Oh ya, saban Rabu, karyawan juga bisa menikmati fruit day yang digelar di area break-out yang disediakan perusahaan untuk meningkatkan kesehatan dan pola hidup sehat. Ups, ada juga event mancing bersama, nonton bareng, paintball, jam session, health talk show, pengajian, dan ulang tahun bersama karyawan yang digelar setiap bulan di area break-out. Ada pula kegiatan olah raga rutin karyawan, mulai dari futsal, aerobik, yoga, badminton, pingpong, aikido hingga klub playstation.

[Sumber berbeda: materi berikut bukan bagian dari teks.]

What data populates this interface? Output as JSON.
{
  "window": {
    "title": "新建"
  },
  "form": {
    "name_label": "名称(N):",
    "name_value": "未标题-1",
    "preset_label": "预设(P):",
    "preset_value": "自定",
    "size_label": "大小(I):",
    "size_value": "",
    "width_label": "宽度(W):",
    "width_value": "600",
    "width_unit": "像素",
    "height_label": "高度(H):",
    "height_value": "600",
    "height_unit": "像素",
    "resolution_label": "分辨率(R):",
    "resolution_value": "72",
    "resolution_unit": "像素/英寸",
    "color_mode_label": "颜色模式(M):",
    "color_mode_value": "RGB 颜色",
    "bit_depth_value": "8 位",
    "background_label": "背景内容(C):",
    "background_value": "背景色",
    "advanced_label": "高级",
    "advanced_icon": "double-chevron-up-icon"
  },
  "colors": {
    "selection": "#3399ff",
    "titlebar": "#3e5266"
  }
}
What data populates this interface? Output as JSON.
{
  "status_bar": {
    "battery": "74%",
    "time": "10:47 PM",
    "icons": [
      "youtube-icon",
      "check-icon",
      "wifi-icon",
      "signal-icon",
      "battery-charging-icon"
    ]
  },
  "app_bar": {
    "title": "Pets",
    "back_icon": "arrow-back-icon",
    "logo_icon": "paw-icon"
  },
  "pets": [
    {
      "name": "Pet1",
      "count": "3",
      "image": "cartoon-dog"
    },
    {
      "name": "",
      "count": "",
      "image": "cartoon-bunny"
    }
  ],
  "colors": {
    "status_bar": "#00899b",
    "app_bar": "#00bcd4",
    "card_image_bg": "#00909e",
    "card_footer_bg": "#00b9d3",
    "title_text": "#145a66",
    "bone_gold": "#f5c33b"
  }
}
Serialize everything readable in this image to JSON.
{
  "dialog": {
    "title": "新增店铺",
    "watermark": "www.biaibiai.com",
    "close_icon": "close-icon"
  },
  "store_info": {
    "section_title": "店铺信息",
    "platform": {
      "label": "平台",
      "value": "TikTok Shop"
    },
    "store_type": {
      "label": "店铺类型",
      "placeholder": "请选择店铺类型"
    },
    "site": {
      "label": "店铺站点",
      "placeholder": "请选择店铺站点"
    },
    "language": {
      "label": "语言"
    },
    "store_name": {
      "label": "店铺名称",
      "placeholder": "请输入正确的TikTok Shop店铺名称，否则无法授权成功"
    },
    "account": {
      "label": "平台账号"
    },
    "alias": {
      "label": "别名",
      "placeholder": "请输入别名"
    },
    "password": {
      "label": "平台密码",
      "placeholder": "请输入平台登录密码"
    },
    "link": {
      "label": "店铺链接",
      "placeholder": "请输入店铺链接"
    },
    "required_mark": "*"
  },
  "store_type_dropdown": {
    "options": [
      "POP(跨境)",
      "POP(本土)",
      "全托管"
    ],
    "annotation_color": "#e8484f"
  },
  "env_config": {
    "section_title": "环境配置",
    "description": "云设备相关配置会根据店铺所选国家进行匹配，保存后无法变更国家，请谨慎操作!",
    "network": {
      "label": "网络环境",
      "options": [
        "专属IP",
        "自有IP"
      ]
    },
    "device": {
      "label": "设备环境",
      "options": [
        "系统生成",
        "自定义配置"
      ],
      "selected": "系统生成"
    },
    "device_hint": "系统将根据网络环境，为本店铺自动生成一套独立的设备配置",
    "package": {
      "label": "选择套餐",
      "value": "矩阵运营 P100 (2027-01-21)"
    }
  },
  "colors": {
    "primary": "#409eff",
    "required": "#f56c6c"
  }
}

Shinta Fitra Dewi dari project administration NSN sangat mengapresiasi program dan fasilitas yang diberikan perusahaan. Meski, karena kesibukan bekerja, belum semua fasilitas bisa ia manfaatkan. Yang pasti, mothers room adalah fasilitas yang membuat Shinta sangat senang. Maklum, sebentar lagi ia akan menjadi seorang ibu. Sementara acara kumpul bareng karyawan, seperti paintball, dinilainya bisa lebih mengakrabkan karyawan. “Karyawan NSN banyak, kami bisa bertemu di acara-acara semacam itu,” ungkap alumni Universitas Padjadjaran, Bandung, itu.
Menurut Irvandi Ferizal, Country HR Director NSN Indonesia, yang dilakukan pihaknya sejatinya bukan semata untuk kenyamanan karyawan dalam bekerja, tetapi juga merupakan cara NSN menerapkan Employee Value Proposition (EVP). Konsep ini memang dari kantor pusat NSN, tetapi implementasinya diserahkan ke negara masing-masing. “Konsep EVP ini dalam rangka employee experience, bagaimana membuat karyawan punya experience. Tidak hanya bekerja, tapi ini adalah kehidupan secara total di kantor,” ujarnya.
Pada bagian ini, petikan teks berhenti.